Thanks guys. I think that pretty well sums it up- handling optionals within a while block is mutually exclusive with handling error unions (and vice-versa).

mnemnion · July 19, 2024, 12:02am

I had an idea about this, and I’m still not sure if it’s brilliant or terrible.

Basically, we already have this:

if (a()) { 
    // boolean true 
} else {
   // boolean false
}

if (a()) |cap| {
   // optional
} else {
   // null case
}

if (a()) |cap| {
   // error, you can tell because
} else |err| {
  // there's second capture
}

Which are all syntactically distinct, that’s an important trait IMHO.

Well, why not take it a bit further?

if (!a()) { 
    // is a null case because:
} else |cap| {
   // it has an else-capture but no if-capture,
   // it has a `!` as well.  Sometimes the capture
   // branch is long, and you want to, say, return
   // from the null case first, y'know?
}

if (a()) |opt_cap| {
    // oh no! an error and an optional!
    // this is the happy path where you get something
} else {
   // here's that null branch
} else |err| {
   // and here's the error
   // yep. double else. mantatory, double, else
}

So a !?T while loop would be

while (can_error.next()) |cap| {
    // do stuff
} else { 
     // must have a null case but it can be empty,
     // and it breaks the while loop
} else |err| {
    // error case, also breaks the while loop
}

The saving grace of this is that a double-else is illegal, except for a condition which is !?T, in which case, it is mandatory.

weskoerber · July 19, 2024, 12:20am

Funny enough, I actually tried the double else but, of course, got a compile error. It feels so natural, though!

I think this would be a fantastic addition to the language and would make !?T handling so much cleaner.

dude_the_builder · July 19, 2024, 12:41am

For some reason, I see it more “natural” this way:

while (can_error_next()) |cap| {
    // no error, not null
} else |err| {
    // error comes first just like the type !?T
} else {
    // null; The absence of a capture kinda mirrors 
    // the absence of a value.
}

mnemnion · July 19, 2024, 1:22am

I see it more like a double-unwrapping, so !?T reads as T, ?, !.

My reasoning is this. Right now, what you get is the following:


fn optionErr(i: usize) !?f64 {
    switch (i) {
        0 => return 1.5,
        1 => return null,
        else => return error.NotBinary,
    }
}

test "optional error" {
    const val: usize = 0; // set to whatever
    if (optionErr(val)) |cap| {
        if (cap) |inner_cap| {
            std.debug.print("Got a float {d}\n", .{inner_cap});
        } else {
            std.debug.print("It's a null\n", .{});
        }
    } else |err| {
        std.debug.print("Got an error {!}\n", .{err});
    }
}

So a “double else” just unwraps the inner conditional:

test "optional error" {
    const val: usize = 0; // set to whatever
    if (optionErr(val)) |cap| {
        std.debug.print("Got a float {d}\n", .{inner_cap});
    } else {
        std.debug.print("It's a null\n", .{});
    } else |err| {
        std.debug.print("Got an error {!}\n", .{err});
    }
}

But the complexity of this is evidenced by you and I seeing different interpretations as more natural.
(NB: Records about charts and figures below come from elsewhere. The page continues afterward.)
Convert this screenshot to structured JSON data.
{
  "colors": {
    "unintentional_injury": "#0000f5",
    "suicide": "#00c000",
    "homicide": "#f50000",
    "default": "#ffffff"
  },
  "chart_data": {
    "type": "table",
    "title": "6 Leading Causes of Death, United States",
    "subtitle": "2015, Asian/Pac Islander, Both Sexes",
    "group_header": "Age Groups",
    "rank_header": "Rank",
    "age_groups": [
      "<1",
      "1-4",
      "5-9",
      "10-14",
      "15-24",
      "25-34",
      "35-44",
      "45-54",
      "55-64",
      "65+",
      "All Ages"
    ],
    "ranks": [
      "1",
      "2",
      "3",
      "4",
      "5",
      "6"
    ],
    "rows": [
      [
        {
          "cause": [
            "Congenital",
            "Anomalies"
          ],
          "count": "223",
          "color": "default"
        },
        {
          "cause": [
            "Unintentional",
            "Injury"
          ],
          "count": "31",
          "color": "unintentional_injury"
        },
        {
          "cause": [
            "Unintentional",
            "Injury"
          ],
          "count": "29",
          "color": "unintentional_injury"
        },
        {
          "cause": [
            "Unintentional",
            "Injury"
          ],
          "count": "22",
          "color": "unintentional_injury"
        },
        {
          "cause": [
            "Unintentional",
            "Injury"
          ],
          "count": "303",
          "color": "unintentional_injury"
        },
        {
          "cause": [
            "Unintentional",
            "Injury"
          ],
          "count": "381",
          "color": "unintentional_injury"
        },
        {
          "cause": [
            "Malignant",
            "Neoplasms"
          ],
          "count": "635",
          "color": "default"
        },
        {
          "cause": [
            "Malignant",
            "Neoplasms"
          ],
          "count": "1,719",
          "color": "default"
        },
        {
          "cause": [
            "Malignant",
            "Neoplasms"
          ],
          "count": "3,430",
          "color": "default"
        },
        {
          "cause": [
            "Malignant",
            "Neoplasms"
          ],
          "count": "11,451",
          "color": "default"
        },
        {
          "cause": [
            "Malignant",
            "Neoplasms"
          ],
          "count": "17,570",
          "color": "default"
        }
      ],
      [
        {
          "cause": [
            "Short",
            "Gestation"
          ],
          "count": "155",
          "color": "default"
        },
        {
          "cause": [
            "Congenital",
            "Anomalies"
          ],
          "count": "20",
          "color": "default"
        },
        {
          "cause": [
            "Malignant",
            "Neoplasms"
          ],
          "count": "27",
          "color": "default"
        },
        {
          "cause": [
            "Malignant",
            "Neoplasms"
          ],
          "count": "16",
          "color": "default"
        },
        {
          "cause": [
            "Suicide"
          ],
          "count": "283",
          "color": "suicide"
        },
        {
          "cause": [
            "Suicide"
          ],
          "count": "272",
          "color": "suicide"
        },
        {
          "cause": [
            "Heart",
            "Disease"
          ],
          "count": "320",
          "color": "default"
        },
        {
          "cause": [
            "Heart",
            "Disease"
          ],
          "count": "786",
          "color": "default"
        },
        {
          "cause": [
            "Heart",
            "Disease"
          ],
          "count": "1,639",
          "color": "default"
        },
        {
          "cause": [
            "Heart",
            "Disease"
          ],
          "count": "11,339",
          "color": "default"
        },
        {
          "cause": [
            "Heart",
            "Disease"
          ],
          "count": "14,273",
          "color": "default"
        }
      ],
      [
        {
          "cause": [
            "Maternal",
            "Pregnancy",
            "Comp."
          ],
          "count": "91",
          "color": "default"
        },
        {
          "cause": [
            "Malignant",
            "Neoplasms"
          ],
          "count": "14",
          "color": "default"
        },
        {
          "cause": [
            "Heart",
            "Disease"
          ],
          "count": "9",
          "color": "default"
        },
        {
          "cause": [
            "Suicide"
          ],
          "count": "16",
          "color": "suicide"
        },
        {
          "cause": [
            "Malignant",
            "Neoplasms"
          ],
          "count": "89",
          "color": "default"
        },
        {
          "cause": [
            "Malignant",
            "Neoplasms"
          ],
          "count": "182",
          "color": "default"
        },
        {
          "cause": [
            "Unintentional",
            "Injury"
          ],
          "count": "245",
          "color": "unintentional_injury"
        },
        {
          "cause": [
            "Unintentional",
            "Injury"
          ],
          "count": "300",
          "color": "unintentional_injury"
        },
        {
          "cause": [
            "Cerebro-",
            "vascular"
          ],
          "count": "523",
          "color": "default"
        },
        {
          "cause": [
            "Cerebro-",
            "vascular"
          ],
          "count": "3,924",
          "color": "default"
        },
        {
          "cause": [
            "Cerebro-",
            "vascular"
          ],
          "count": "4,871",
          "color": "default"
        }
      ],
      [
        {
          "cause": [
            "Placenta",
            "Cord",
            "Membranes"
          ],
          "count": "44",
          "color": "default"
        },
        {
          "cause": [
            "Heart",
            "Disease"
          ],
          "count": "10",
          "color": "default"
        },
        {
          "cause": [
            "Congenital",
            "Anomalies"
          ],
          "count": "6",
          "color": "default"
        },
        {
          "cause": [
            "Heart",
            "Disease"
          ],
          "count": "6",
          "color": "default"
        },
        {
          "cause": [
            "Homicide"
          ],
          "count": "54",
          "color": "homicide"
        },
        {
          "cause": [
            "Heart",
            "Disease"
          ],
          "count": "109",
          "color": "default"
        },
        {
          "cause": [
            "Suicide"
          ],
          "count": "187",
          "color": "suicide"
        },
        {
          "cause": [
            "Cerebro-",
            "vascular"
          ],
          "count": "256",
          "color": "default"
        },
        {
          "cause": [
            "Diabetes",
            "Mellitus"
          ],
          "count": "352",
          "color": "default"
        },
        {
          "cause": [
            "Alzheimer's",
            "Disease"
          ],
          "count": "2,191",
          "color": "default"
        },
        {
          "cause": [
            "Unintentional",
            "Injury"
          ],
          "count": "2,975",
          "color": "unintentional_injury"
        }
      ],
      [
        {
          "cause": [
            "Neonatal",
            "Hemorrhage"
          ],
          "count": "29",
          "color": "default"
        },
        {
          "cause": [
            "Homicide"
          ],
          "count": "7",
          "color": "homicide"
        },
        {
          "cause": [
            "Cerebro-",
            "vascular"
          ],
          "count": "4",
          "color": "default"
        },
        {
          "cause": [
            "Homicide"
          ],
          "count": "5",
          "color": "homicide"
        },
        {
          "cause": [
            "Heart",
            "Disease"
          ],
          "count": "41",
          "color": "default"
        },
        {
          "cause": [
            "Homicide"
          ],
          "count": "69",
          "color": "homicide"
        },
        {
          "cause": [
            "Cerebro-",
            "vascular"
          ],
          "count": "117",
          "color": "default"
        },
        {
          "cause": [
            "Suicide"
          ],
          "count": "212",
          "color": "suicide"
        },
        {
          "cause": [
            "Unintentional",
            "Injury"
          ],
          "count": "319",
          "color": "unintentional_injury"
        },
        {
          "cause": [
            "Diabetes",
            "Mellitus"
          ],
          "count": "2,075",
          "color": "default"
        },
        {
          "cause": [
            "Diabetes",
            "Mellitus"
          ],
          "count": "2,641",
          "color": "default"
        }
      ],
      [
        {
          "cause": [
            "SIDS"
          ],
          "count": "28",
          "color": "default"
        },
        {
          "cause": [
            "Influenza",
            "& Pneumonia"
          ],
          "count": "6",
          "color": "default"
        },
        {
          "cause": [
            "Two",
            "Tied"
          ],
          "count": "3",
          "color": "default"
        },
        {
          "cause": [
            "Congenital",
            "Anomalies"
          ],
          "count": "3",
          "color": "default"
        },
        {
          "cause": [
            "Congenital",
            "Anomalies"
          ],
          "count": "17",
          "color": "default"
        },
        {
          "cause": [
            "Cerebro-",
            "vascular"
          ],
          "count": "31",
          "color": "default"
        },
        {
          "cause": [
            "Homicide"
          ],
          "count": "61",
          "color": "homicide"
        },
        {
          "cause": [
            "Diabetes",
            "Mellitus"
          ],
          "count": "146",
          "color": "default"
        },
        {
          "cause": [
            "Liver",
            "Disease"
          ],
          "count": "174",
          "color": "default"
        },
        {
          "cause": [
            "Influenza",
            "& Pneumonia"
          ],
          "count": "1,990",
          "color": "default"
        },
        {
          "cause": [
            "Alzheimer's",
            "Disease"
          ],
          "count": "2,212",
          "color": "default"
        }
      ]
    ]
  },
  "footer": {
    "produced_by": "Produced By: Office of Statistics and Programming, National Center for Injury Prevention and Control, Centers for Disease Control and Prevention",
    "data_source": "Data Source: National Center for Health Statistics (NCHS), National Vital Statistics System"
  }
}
The saving grace of the idea is that, like the three existing varieties of if statement, the correct form for a given type would be mandatory. Whether the error comes first or second, it requires two else clauses, and one of them has no capture, because it’s null.

Unless there’s a leading ! in the conditional, of course:

test "optional error reversed" {
    const val: usize = 0; // set to whatever
    if (!optionErr(val))  {
        std.debug.print("It's a null\n", .{});
    } else |cap| {
        std.debug.print("Got a float {d}\n", .{inner_cap});
    } else |err| {
        std.debug.print("Got an error {!}\n", .{err});
    }
}

I think that one would be more confusing if the error-capturing else came before the null else, because logically, that would put the intended value all the way at the bottom.

But the cool thing about all of them is that you don’t need any type or semantic analysis at all to know what kind of if statement you’re dealing with, it’s built in to the parse. Whether it’s correct depends on the types, of course, but that’s true in general.